By Integra 20 September 2005 37

Help needed in saving Verdon Street!

As per all of the inner suburbs of Canberra, we are being invaded by the developer/urban infill virus. If you have ever been in our street you will know that it is a beautiful tree lined street with many traditional red brick houses, grassy front lawns and beautiful street scape. To add to this we are a close knit group with a majority of the residents being families who all get along. This truely is a beautiful piece of Canberra, we have share christmas bbqs, fireworks nights, games of street cricket and soccer etc…

Due to all the recent developments in the area our little street has become a parking lot. A majority of the traffic is from the people who work in the nearby offices on Northbourne too cheap to pay for parking right outside their building (you are damaging the environment by driving learn to pay for parking like the rest of us).
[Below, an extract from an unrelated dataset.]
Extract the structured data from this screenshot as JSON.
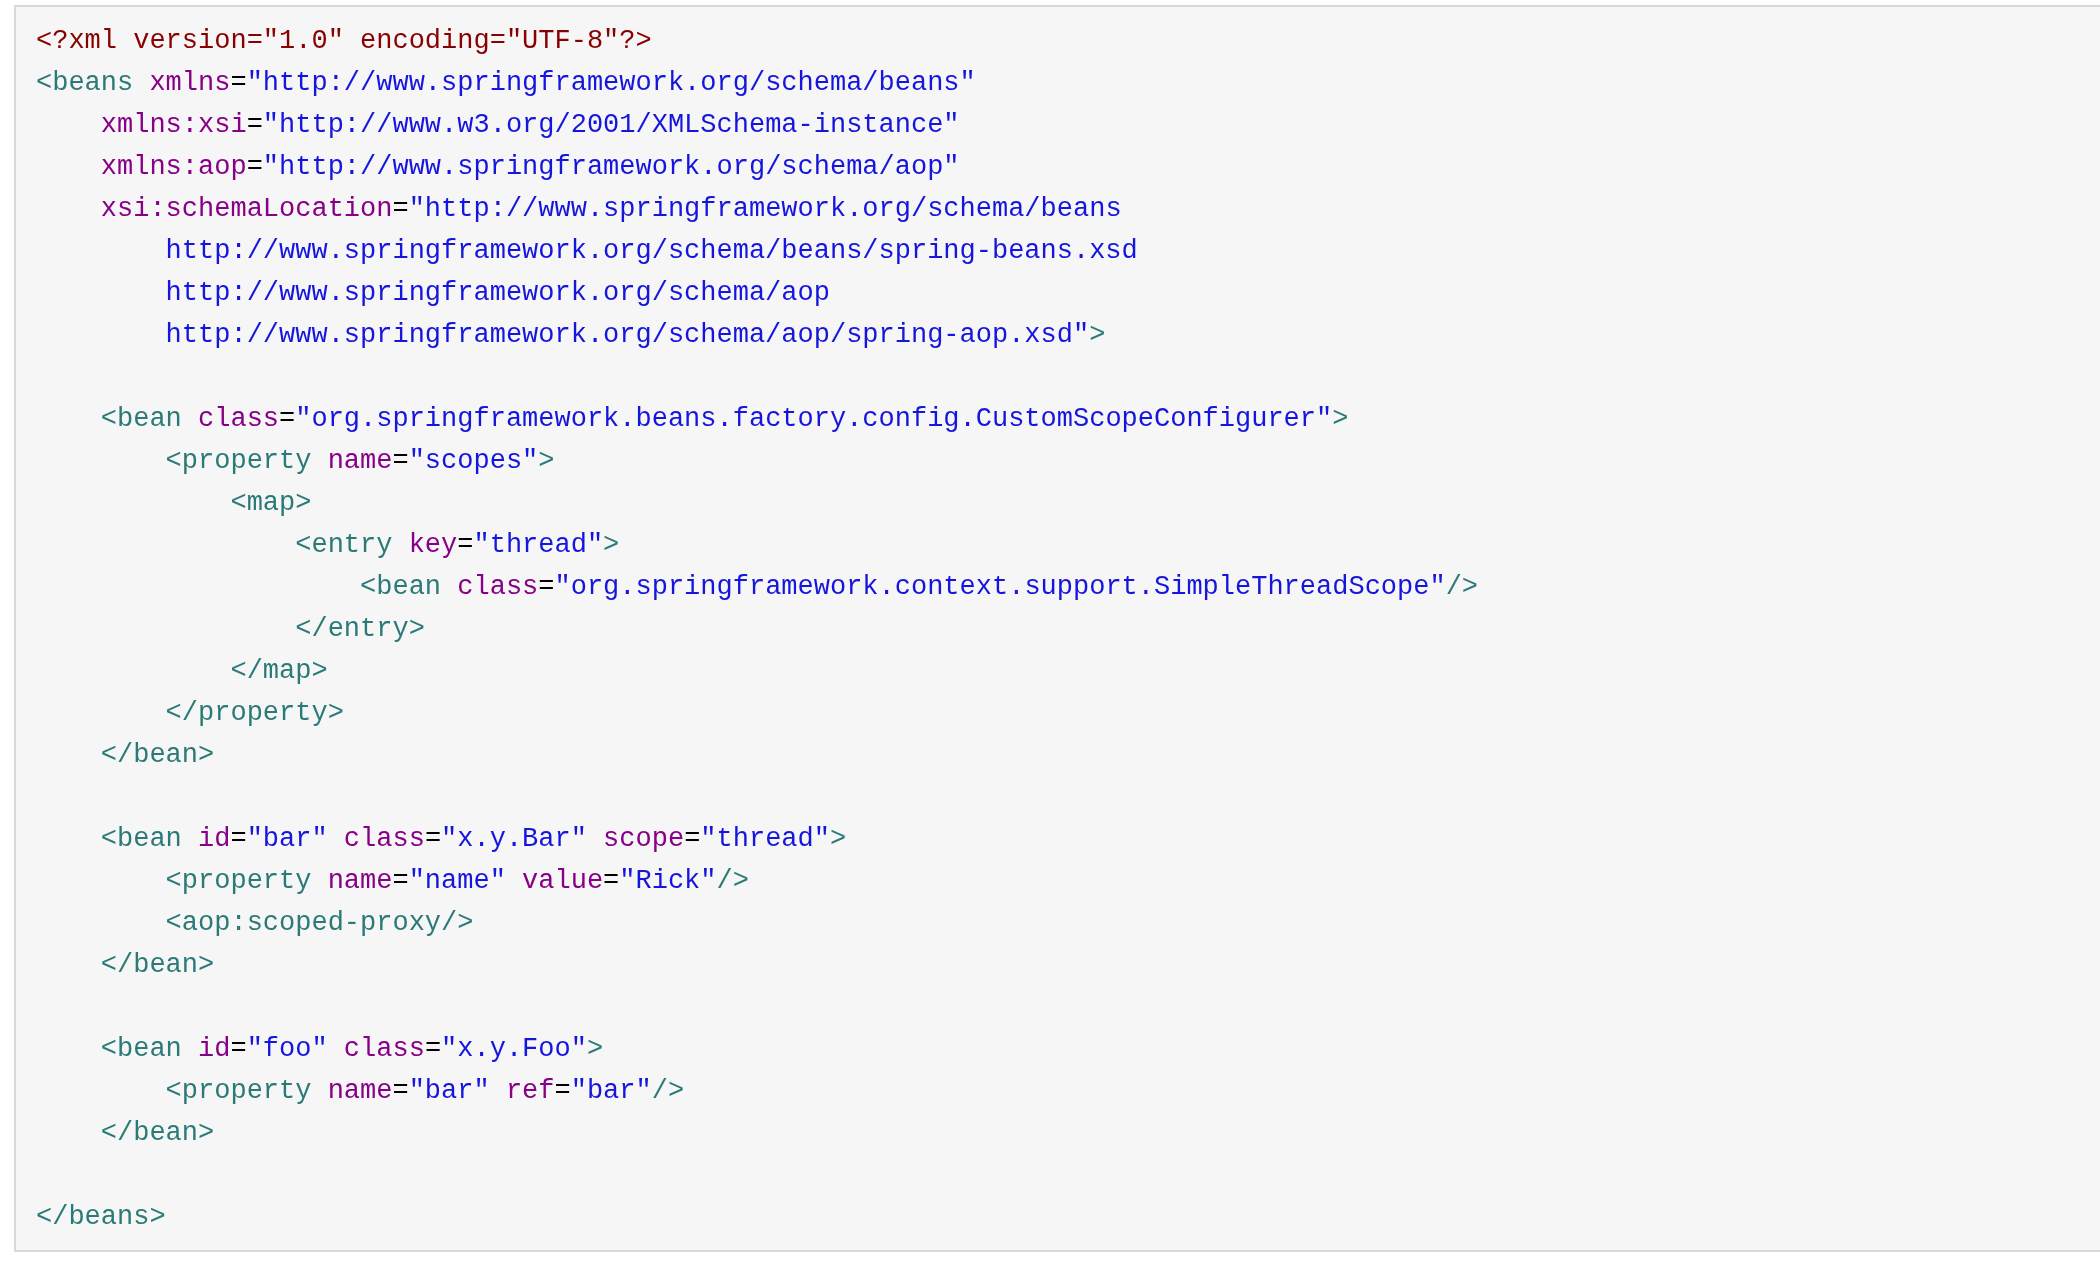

This has lead to our garbage not being collected on 3 occasions over the past few months because the garbo’s can’t fit the trucks into the street or when they do squeeze in they can’t get to the bins due to some ‘bright spark’ parking right in front of them.

Whilst this is bad enough we are now being invaded by a proposed development at the end of our street, who has kindly offered Verdon Street as vistor parking in its planning. On top of the extra noise, traffic and the impact the surrounding houses the proposed units are to be a complete eyesore.

We held a street meeting with the proposed developer last night to discuss the impact. He just said that he didn’t have to listen to any of our concerns as he was happy face us in the AAT. Where I am sure he will bring a lawyer and some paid off experts. We are seeking assistance from other ACT residents who have appealed developments in their area. We are have until next week to lodge our objections and we would love to get some assistance in if not stopping the development at least having our concerns regarding safety, parking, traffic, visual and financial impact on the other houses.

Thanks in advance..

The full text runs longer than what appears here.